A l’instar de son avocat général, la Cour a tenu à préciser que le droit interne d’un Etat membre qui opterait pour une interprétation restrictive de la notion de « droits acquis ou en cours d’acquisition » ne pourrait que dissuader les travailleurs de solliciter un congé parental et inciter les employeurs à licencier, parmi leurs travailleurs, ceux qui sont en situation de congé parental.

A l’encontre de l’argumentation développée, à l’audience, par le gouvernement belge, la Cour a, par ailleurs, insisté sur le fait que le travailleur en congé parental à mi-temps ou à 4/5e n’est pas dans une situation différente de celle du travailleur qui a suspendu complètement ses prestations en raison du congé parental puisque l’un et l’autre sont dans une situation identique par rapport au contrat de travail initial qui les lie à l’employeur et que, pour l’un comme pour l’autre, la situation de congé parental est limité dans le temps.

En outre, la Cour a souligné que, même en congé parental à mi-temps ou à 4/5e, le travailleur continue à acquérir une ancienneté complète, qui compte pleinement en cas de licenciement et qu’il perçoit de l’ONEm une allocation destinée à compenser la réduction de sa rémunération complète.

La Cour de Justice en a conclu que les points 6 et 7 de la clause 2 de l’accord-cadre sur le congé parental doivent être interprétés en ce qu’ils s’opposent à ce que l’indemnité compensatoire de préavis du travailleur à temps plein licencié en période de congé parental à temps partiel soit calculée sur la base de la rémunération réduite que ce travailleur perçoit lorsque que le licenciement survient sans préavis et sans motif grave.

L’intérêt de cette décision

La question, à présent tranchée par la Cour de Justice de Communautés Européennes, a été controversée dans le monde du travail et dans notre jurisprudence interne. En exécution de l’accord-cadre sur le congé parental, notre droit interne a prévu une série de protections en faveur du travailleur qui opte pour ce type de congé et réduit son « employabilité » mais lorsqu’un licenciement survenait, un calcul des indemnités sur base du salaire temporairement à temps partiel avait pour effet d’en réduire le coût et de rendre les dispositions protectrices de facto inopérantes.

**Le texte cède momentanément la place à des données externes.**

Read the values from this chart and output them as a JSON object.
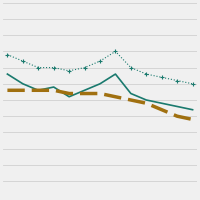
{
  "title": "",
  "background_color": "#f0f0f0",
  "grid_color": "#d0d0d0",
  "x_values": [
    0,
    1,
    2,
    3,
    4,
    5,
    6,
    7,
    8,
    9,
    10,
    11,
    12
  ],
  "teal_solid": [
    0.68,
    0.65,
    0.63,
    0.64,
    0.61,
    0.63,
    0.65,
    0.68,
    0.62,
    0.6,
    0.59,
    0.58,
    0.57
  ],
  "teal_dotted": [
    0.74,
    0.72,
    0.7,
    0.7,
    0.69,
    0.7,
    0.72,
    0.75,
    0.7,
    0.68,
    0.67,
    0.66,
    0.65
  ],
  "gold_dashed": [
    0.63,
    0.63,
    0.63,
    0.63,
    0.62,
    0.62,
    0.62,
    0.61,
    0.6,
    0.59,
    0.57,
    0.55,
    0.54
  ],
  "teal_color": "#1a7a6e",
  "gold_color": "#a07010",
  "ylim": [
    0.3,
    0.9
  ],
  "xlim": [
    -0.3,
    12.3
  ],
  "figsize": [
    2.0,
    2.0
  ],
  "dpi": 100,
  "n_grid_lines": 10
}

En recentrant la question sur le droit communautaire, la Cour a rappelé que le droit au congé parental repose sur d’objectifs sociaux fondamentaux qui doivent présider à l’interprétation des normes dérivées, comme celle de « droits acquis ou en cours d’acquisition » et a posé en principe que l’indemnité compensatoire de préavis devait être calculée comme si la rémunération avait été payée à temps plein ; il serait logique qu’il en soit de même pour l’indemnité de protection (due par l’employeur qui reste en défaut de démontrer que le licenciement est lié à un motif étranger au congé parental) quoique l’arrêt commenté n’aborde pas cette question.

Par ailleurs, l’on peut se demander si l’arrêt n’est pas de nature à donner un nouveau souffle à la question du calcul des indemnités dans le cas où le licenciement survient en période de crédit-temps à mi-temps ou de réduction des prestations à 4/5e prévus par la CCT 77bis, question que l’on pensait définitivement tranchée par l’arrêt n°51/2008 du 13 mars 2008 de notre Cour Constitutionnelle, dans un sens contraire à celui pris par l’arrêt commenté ci-dessus, étant entendu que la CCT 77bis ne repose, quant à elle, pas sur une directive européenne mais qu’elle poursuit des objectifs analogues à la directive congé parental et peut être rattachée à l’exercice de droits sociaux fondamentaux.